J.B. Spins

Jazz, film, and improvised culture.

Sunday, September 25, 2011

House of Blues: Hugh Laurie’s Let Them Talk

If you have spent much time in Starbuck’s lately, you have surely heard a good portion of British actor Hugh Laurie’s new CD, a tribute to the music of New Orleans. Though undeniably the beneficiary of a considerable marketing campaign, the man known as Dr. House can definitely carry a tune in his medical kit and has an agreeable touch on the ivories. Laurie explains his love for those Crescent City sounds and performs a set of jazz and blues standards in Great PerformancesHugh Laurie: Let Them Talk (preview here), which premieres on most PBS stations this Friday.

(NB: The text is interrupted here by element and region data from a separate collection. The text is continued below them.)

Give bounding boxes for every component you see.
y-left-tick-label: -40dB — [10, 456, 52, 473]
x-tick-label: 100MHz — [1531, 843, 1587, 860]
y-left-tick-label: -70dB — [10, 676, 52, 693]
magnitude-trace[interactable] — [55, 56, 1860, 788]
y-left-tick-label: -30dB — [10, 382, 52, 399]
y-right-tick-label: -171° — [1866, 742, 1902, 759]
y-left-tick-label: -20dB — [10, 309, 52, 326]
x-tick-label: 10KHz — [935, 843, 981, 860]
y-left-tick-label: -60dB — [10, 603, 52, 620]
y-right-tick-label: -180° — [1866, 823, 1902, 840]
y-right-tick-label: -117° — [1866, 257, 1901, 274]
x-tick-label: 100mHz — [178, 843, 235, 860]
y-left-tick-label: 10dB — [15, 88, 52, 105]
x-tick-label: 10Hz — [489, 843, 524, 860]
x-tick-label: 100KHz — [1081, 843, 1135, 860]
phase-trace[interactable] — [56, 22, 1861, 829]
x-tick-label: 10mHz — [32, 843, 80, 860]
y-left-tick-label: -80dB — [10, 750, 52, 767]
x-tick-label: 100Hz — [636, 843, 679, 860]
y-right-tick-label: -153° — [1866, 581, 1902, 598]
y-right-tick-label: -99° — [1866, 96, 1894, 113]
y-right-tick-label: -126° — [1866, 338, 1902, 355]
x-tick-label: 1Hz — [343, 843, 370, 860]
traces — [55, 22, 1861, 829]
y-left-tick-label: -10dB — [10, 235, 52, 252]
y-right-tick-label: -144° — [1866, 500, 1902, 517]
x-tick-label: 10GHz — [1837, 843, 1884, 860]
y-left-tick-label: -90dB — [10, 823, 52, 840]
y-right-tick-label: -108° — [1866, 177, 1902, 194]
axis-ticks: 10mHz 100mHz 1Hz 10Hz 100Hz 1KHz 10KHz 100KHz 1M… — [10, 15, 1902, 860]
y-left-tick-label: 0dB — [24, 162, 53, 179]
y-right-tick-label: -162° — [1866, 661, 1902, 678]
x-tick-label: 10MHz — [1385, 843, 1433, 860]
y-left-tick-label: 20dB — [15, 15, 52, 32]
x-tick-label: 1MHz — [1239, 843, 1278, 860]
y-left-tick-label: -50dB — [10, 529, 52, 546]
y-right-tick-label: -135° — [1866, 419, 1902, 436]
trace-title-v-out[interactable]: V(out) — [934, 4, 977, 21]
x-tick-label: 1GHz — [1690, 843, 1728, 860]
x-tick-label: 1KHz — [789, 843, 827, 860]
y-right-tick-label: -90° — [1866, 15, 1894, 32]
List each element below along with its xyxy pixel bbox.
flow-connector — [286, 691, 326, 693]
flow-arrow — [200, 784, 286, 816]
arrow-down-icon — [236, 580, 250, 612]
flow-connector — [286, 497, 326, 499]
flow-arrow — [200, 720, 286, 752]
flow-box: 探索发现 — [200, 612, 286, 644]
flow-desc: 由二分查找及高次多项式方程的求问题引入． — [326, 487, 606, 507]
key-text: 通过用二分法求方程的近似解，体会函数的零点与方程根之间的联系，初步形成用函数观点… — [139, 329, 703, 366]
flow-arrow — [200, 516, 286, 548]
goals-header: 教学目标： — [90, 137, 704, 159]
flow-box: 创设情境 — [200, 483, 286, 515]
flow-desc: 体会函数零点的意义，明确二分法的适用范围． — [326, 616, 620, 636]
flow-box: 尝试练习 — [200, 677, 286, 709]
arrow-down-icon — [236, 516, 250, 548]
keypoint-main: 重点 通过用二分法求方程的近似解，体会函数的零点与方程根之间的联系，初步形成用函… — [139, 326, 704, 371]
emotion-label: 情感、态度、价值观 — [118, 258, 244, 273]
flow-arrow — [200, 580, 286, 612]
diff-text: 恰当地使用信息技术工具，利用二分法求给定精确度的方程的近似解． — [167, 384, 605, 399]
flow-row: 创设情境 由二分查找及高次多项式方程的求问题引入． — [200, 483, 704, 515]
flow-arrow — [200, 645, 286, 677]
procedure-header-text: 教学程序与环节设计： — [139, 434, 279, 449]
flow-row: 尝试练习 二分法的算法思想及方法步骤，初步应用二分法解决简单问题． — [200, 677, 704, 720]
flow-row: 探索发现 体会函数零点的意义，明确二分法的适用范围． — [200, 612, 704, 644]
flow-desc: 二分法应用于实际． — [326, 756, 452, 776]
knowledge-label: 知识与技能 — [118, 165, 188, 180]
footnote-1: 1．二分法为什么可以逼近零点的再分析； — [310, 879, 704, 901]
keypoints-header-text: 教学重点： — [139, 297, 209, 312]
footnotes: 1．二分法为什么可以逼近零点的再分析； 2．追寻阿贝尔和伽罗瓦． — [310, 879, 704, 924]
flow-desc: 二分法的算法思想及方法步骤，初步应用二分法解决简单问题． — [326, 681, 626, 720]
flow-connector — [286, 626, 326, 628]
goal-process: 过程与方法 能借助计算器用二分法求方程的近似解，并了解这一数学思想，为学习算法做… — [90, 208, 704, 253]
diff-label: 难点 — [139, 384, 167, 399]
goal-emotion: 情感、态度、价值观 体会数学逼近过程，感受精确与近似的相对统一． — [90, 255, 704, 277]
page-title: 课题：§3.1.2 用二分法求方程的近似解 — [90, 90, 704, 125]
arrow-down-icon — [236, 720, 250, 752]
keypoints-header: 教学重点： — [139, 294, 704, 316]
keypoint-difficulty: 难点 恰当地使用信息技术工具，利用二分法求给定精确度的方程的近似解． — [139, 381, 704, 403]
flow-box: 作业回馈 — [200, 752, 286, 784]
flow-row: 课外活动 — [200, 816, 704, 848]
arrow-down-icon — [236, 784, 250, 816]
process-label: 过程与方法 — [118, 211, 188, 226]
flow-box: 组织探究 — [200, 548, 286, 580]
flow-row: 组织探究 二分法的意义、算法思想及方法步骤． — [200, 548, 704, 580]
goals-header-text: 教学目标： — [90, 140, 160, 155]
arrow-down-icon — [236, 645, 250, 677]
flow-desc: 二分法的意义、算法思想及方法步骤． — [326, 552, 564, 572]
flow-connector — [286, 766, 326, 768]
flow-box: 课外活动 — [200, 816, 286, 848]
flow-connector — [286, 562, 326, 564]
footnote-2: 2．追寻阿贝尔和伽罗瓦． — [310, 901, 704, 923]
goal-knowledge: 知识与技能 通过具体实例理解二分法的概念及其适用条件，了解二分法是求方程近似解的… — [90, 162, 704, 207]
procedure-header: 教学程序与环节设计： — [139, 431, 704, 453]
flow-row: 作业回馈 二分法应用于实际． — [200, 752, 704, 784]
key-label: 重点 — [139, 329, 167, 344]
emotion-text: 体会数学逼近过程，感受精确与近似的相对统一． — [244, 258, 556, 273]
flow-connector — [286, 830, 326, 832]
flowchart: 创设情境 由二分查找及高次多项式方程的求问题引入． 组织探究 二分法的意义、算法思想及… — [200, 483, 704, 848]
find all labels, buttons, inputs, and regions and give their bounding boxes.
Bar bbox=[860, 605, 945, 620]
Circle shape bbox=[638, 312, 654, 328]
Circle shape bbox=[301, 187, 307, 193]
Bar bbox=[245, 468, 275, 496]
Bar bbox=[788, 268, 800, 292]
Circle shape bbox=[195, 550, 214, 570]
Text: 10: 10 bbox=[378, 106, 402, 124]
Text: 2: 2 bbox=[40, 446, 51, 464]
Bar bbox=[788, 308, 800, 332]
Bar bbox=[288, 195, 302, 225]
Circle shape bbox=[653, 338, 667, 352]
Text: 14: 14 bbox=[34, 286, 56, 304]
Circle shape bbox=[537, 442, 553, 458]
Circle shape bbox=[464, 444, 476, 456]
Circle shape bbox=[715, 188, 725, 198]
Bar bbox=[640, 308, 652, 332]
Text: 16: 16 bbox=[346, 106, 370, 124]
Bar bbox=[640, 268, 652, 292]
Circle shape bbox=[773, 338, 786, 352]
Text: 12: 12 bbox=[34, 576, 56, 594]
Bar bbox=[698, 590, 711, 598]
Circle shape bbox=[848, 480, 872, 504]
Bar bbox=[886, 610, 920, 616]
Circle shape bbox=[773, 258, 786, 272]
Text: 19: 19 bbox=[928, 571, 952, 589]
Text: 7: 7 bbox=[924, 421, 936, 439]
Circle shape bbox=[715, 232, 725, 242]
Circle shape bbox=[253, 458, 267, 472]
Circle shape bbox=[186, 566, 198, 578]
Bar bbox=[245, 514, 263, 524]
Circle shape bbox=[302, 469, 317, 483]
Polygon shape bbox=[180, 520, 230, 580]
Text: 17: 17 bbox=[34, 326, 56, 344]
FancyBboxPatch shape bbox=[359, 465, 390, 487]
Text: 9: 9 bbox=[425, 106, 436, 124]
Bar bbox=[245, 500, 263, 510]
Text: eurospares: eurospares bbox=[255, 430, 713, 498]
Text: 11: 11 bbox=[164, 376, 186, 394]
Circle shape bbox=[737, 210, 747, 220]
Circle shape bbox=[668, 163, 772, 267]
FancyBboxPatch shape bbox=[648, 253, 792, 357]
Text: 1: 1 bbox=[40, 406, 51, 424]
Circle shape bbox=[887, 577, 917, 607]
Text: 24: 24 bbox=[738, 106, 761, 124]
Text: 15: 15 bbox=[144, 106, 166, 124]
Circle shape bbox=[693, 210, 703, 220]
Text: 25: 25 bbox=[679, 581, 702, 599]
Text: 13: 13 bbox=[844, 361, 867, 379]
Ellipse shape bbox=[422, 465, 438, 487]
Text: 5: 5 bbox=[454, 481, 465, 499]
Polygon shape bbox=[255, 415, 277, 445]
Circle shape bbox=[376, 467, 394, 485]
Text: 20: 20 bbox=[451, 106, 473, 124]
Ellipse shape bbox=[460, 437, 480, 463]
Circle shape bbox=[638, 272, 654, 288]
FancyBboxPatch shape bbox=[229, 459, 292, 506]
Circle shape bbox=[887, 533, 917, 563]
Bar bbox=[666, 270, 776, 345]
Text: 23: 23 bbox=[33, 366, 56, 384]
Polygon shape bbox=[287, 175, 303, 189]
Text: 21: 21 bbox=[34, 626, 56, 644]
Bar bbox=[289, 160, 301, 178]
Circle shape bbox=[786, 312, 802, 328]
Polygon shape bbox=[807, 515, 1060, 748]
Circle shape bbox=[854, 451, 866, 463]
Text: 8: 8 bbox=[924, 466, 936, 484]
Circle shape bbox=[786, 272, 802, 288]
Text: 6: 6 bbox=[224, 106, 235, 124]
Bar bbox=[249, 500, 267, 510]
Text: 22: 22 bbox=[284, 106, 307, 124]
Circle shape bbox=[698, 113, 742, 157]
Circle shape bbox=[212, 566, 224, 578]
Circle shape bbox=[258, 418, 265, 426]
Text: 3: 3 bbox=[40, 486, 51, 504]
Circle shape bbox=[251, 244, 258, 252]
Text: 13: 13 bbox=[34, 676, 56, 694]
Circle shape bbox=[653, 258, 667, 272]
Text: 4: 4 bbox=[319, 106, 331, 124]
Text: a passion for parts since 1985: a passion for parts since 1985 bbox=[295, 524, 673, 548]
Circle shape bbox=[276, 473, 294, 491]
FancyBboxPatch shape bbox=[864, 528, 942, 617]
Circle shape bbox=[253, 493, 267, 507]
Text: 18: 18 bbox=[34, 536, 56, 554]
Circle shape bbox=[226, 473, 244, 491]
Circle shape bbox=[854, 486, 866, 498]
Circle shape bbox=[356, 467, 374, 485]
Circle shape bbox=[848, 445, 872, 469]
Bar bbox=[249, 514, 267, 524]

In his introductory voice-over, Laurie tells viewers every man is entitled to one pilgrimage in his life. Laurie had the good taste to take his in NOLA. He took the scenic route getting there though, stopping off at bluesy-rootsy roadside attractions, like Euclid Records, whose mail-order operations are well beloved by many of us, and sitting in at Maggie Mae’s in Austen, Texas, with Miss Lavelle White, who can vocalize a mean harmonica.

Granted, just about anyone would sound okay fronting a band assembled by New Orleans R&B maestro Allen Toussaint, performing with special guests Irma Thomas and Sir Tom Jones. In truth though, Laurie is at least pretty good in his own right on vocals, piano, and a spot of guitar. He offers the appropriate support to Thomas, “The Soul Queen of New Orleans," on “John Henry” and backs up Jones nicely during “Baby Please Make a Change,” a soul shouter perfectly suited to the Welsh icon. Laurie also has a surprisingly strong left on the ivories, opening a real can of barrelhouse on “Swanee River” and gamely tackling the Professor Longhair classic “Tiptina.”

As a vocalist, Laurie has a strong, clear tone that expresses the plaintiveness of “St. James Infirmary” quite strikingly. Arranged with stately funkiness by Toussaint, it is obviously positioned as the concert’s showcase number, and rightly so. The highlight of the set, it is here that Laurie really puts his stamp on an old school New Orleans classic. It ought to be the title track, but it might have confused some of his House fans (though it sounds medical).

Mostly, Let Them Talk is a respectfully traditional celebration of the NOLA songbook, (though Laurie earns further credit for capturing Jelly Roll Morton’s idiosyncratic attitude in “Buddy Bolden’s Blues”). Much like the still vital local music scene one can find in the small clubs on Frenchmen Street, Laurie and Toussaint effortlessly blend jazz, blues, and R&B throughout the set. It is quite pleasant, but if it rocks your world, just wait until you check out the original recordings from Toussaint, Louis Armstrong, James Black, and ‘Fess Longhair.

While some of Laurie’s narration is a bit hokey, the music will remind many of us once again why we fell in love with New Orleans, which is what good valentines are supposed to do. There is one glaring misstep though: Toussaint’s band is never introduced on camera or allowed to take the bow they earned. An enjoyable love letter nonetheless, Laurie’s Let Them Talk airs on most PBS outlets this Friday (9/30), including New York’s Thirteen, as part of the current season of Great Performances.